The area’s past is laden with historical importance, influence, and power. Grand embassy buildings surround the hotel, a testament to the district’s longstanding international orientation.
In fact, the hotel is a rethink of Berlin’s former Danish embassy, a landmarked 1930s structure with a stately, grey stone façade and a grand entrance hall flanked by two sweeping staircases and, interestingly enough, a crocodile head sculpture.
The hotel’s two restaurants feature the creative cuisine of Michelin-starred Spanish chef Paco Perez, of the acclaimed Restaurant Miramar on Spain’s Costa Brava.
Just off the open kitchen, an installation of Tom Dixon’s copper hanging lamps and copper kettles creates an eye-catching centerpiece in the fine diner Cinco, which showcases Perez’s avant-garde, molecular-leaning Mediterranean cuisine.

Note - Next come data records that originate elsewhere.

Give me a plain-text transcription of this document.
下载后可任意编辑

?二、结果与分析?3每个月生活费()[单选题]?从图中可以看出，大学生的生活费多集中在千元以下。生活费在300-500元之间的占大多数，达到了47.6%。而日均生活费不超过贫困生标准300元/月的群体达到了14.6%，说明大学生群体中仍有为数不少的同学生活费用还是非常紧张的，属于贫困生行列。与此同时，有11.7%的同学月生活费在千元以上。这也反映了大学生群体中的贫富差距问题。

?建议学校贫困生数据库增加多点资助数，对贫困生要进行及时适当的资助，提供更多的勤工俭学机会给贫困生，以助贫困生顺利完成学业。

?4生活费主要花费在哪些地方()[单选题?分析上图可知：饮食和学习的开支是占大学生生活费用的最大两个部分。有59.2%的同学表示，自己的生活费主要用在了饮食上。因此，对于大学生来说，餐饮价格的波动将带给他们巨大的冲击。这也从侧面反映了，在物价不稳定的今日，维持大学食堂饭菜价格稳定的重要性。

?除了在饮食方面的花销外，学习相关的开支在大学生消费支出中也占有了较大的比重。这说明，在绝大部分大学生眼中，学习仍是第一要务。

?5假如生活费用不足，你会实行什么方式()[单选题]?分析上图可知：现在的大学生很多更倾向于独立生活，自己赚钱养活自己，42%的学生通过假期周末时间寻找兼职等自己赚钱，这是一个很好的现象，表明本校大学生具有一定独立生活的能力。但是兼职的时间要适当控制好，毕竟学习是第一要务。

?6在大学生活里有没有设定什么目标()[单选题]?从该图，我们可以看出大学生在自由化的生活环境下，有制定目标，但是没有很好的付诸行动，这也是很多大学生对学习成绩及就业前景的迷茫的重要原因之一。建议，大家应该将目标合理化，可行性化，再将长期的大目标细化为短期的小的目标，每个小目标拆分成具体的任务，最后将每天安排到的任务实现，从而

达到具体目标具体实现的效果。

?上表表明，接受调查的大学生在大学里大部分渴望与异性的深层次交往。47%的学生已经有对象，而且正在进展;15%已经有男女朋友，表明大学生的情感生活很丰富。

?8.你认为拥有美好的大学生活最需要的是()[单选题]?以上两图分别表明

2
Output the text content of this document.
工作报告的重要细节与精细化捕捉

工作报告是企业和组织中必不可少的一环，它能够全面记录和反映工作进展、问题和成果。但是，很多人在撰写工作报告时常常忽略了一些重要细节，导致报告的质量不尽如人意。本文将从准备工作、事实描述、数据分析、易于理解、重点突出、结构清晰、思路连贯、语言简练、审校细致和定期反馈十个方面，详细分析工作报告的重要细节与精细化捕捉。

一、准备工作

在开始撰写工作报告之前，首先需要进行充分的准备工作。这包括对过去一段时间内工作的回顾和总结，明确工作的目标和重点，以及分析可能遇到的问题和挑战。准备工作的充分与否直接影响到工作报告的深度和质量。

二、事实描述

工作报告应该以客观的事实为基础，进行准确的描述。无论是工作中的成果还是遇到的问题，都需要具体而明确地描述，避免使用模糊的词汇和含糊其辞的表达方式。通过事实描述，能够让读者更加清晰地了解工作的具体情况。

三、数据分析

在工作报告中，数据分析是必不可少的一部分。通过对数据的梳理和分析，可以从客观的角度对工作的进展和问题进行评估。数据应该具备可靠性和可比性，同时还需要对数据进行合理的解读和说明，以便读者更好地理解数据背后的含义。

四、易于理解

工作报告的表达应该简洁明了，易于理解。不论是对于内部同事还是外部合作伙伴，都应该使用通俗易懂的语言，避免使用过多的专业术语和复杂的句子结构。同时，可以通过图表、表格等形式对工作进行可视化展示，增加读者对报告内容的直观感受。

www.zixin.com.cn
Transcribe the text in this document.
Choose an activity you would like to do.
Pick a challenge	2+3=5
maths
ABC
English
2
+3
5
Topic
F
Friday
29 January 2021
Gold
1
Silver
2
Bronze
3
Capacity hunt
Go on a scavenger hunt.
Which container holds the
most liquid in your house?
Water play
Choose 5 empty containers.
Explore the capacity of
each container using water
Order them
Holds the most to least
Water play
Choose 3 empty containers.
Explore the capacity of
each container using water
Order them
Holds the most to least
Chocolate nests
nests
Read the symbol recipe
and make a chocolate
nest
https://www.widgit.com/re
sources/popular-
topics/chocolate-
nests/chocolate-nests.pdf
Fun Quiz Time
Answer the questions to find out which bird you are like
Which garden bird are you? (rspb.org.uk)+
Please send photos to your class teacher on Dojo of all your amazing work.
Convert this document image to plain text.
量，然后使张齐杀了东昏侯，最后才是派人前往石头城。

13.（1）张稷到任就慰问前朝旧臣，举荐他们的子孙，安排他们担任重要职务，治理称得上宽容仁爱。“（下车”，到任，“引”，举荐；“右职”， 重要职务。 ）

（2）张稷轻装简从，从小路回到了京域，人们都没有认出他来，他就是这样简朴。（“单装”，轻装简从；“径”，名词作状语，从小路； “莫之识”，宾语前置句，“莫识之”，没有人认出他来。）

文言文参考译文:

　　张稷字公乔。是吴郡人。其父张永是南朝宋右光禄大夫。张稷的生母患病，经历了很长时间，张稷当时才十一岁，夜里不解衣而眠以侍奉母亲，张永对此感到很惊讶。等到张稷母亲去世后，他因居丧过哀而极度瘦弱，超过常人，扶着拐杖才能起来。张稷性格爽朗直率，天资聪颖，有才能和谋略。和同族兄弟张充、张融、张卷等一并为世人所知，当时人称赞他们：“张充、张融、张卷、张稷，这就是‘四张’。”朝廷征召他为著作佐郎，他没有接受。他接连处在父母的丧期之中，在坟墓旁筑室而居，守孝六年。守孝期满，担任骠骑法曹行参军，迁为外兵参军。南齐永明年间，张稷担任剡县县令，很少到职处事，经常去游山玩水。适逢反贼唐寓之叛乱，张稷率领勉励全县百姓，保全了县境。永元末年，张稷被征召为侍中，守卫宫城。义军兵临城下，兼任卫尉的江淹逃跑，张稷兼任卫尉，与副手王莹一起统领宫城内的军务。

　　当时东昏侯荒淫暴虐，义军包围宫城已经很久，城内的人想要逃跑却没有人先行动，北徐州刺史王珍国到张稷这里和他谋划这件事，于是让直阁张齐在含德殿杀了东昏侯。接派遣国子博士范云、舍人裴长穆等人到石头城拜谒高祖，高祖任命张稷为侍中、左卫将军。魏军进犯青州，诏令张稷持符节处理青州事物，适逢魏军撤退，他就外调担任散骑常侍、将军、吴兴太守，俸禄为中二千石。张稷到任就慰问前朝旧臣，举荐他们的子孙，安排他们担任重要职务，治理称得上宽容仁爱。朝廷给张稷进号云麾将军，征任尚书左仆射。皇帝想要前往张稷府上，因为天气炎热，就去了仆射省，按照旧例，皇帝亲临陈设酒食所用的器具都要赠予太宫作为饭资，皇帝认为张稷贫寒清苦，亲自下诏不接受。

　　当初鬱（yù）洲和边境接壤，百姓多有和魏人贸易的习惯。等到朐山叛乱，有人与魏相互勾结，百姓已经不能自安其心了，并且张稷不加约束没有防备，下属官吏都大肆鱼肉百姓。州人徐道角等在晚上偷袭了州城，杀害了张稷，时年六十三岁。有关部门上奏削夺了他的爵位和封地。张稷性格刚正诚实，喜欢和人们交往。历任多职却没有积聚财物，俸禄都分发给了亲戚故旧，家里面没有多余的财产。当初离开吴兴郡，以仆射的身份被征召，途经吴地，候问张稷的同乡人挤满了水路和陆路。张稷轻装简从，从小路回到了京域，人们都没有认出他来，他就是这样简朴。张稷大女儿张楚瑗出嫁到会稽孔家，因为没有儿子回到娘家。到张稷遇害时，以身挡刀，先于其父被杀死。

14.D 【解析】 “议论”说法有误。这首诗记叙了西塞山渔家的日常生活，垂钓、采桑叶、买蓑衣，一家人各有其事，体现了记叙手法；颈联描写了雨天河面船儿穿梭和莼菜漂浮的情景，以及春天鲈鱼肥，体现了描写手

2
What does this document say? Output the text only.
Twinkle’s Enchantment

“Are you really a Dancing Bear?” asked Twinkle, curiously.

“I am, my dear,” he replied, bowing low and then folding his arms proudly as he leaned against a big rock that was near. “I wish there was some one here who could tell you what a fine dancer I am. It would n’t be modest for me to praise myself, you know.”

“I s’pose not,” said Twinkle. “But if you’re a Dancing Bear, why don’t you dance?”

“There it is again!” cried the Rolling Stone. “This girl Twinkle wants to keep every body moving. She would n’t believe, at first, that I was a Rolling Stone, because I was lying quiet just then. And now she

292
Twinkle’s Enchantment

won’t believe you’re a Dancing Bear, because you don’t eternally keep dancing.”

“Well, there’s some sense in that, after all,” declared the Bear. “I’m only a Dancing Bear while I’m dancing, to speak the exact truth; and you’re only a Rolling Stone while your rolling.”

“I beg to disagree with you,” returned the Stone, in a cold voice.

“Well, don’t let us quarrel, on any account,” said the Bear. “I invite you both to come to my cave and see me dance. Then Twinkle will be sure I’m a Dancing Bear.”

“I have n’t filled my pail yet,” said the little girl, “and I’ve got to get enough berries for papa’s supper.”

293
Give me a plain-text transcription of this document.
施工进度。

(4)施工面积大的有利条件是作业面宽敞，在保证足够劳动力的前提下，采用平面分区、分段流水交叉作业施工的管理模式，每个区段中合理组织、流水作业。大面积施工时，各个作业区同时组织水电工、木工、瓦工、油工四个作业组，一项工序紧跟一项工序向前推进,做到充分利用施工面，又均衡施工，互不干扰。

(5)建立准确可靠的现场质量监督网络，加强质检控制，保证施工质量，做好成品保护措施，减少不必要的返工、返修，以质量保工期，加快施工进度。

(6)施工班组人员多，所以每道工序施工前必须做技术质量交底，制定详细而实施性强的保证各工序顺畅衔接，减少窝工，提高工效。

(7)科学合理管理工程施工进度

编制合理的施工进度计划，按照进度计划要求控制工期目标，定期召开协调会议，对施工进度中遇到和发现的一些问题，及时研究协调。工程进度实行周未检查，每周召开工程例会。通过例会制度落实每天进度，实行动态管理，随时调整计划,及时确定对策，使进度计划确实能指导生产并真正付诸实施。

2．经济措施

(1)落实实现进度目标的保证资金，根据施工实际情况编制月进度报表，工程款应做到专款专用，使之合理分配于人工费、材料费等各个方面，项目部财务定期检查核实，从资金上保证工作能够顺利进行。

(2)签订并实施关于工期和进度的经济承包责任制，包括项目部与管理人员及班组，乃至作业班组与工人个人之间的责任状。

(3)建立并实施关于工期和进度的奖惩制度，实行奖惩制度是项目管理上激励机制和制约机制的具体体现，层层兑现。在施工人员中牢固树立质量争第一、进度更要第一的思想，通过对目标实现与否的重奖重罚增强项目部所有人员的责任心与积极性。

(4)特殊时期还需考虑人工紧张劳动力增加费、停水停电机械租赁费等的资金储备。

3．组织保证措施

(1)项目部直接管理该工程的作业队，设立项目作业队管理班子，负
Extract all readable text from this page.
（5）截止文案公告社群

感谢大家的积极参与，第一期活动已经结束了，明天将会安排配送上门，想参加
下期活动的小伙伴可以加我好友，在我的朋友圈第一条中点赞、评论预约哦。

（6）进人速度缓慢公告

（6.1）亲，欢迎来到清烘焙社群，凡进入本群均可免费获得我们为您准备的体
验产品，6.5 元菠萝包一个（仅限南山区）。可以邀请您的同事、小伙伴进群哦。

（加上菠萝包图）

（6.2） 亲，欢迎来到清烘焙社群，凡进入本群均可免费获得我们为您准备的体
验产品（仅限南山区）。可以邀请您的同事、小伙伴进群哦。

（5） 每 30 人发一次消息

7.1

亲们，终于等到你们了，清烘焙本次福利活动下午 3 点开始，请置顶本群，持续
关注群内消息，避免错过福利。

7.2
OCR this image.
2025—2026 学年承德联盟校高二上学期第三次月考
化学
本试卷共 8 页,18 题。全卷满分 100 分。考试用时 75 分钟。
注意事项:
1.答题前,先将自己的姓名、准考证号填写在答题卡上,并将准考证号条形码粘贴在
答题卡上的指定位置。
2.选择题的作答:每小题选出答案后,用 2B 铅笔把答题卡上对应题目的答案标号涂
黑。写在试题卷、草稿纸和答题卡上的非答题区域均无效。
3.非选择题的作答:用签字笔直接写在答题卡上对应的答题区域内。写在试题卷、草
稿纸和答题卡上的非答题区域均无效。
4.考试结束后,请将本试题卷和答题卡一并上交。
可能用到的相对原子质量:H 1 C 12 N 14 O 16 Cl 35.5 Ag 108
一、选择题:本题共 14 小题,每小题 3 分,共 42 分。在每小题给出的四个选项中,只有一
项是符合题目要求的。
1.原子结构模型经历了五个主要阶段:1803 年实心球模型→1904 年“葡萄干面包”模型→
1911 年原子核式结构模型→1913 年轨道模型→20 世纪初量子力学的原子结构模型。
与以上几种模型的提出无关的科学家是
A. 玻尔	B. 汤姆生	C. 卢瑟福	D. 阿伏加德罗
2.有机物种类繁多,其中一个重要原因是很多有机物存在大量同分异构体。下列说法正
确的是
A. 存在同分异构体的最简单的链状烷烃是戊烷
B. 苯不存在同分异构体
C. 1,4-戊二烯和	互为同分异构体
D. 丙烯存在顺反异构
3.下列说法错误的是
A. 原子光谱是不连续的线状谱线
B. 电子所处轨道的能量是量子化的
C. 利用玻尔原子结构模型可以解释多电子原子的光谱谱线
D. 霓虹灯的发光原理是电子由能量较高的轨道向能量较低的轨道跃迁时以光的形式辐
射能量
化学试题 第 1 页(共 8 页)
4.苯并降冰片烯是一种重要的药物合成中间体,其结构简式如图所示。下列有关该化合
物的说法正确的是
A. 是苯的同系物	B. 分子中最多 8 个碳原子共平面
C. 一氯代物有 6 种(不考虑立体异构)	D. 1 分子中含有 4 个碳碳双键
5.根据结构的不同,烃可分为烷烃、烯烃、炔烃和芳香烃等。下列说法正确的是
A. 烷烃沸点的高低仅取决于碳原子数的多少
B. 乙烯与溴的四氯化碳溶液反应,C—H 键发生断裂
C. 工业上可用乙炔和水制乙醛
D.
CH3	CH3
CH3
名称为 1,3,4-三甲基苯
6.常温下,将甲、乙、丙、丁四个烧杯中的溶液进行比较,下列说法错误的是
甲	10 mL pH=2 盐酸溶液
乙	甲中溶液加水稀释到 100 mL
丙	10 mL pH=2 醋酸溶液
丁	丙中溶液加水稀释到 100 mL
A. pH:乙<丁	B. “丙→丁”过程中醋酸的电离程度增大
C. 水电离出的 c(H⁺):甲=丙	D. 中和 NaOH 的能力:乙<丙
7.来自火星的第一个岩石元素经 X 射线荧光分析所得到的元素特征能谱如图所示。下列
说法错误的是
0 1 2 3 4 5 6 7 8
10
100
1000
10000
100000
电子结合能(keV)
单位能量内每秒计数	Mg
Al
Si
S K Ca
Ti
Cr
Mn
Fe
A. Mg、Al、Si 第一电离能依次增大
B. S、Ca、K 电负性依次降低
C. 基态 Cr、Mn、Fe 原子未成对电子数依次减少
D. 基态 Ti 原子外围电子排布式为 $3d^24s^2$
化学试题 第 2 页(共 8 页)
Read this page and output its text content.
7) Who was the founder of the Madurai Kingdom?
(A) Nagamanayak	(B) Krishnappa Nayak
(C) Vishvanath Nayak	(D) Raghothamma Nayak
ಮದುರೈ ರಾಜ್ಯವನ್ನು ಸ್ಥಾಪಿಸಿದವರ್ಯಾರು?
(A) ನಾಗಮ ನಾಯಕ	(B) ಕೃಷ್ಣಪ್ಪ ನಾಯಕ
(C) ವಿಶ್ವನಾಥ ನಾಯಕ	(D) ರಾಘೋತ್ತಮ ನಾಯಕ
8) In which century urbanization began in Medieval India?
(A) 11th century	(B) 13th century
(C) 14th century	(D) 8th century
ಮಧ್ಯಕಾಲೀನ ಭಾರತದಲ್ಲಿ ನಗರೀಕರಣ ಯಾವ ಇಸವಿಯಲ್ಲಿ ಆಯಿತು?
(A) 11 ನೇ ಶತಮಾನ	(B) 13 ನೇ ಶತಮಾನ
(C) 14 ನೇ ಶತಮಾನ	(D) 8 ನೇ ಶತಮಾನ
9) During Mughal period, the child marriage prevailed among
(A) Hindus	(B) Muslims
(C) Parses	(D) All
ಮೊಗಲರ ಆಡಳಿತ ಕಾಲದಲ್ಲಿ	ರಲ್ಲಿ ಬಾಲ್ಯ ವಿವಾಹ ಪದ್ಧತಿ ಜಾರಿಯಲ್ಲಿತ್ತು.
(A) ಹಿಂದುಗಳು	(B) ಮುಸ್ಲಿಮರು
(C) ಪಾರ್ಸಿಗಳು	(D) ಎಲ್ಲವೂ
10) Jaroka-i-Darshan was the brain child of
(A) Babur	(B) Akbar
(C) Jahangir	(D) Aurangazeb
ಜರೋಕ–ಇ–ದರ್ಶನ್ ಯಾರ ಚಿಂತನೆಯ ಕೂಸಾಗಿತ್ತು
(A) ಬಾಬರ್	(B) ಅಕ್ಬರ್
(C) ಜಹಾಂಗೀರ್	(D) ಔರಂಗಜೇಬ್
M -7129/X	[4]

In a second, sharply triangular space, slatted walls and skylights frame a more casual, all-day dining experience with a soft glow. Here, Perez presents his own inventive take on tapas.
The contemporary kitchen is complimented by, in my opinion, the best part of the hotel: the lounge, bar and outdoor terrace, with private access to the Berlin Zoo.
In the lounge, whimsical shapes and an experimental use of colour and texture, together with leather animals in the shape of rhinos, hippos and buffalos, add a fresh vibe.
The hotel’s library spans across three levels of the building, with high ceilings, historical hardware and a selection of Taschen books and the private collection of vintage fashion photography on display is especially intriguing.
“This hotel is luxurious, but it’s not just luxe,” says architecture and design guru Patricia Urquiola, curated the hotel’s public areas.
“It simply has something you don’t see at first look. It runs deeper. I like to call it augmented reality.”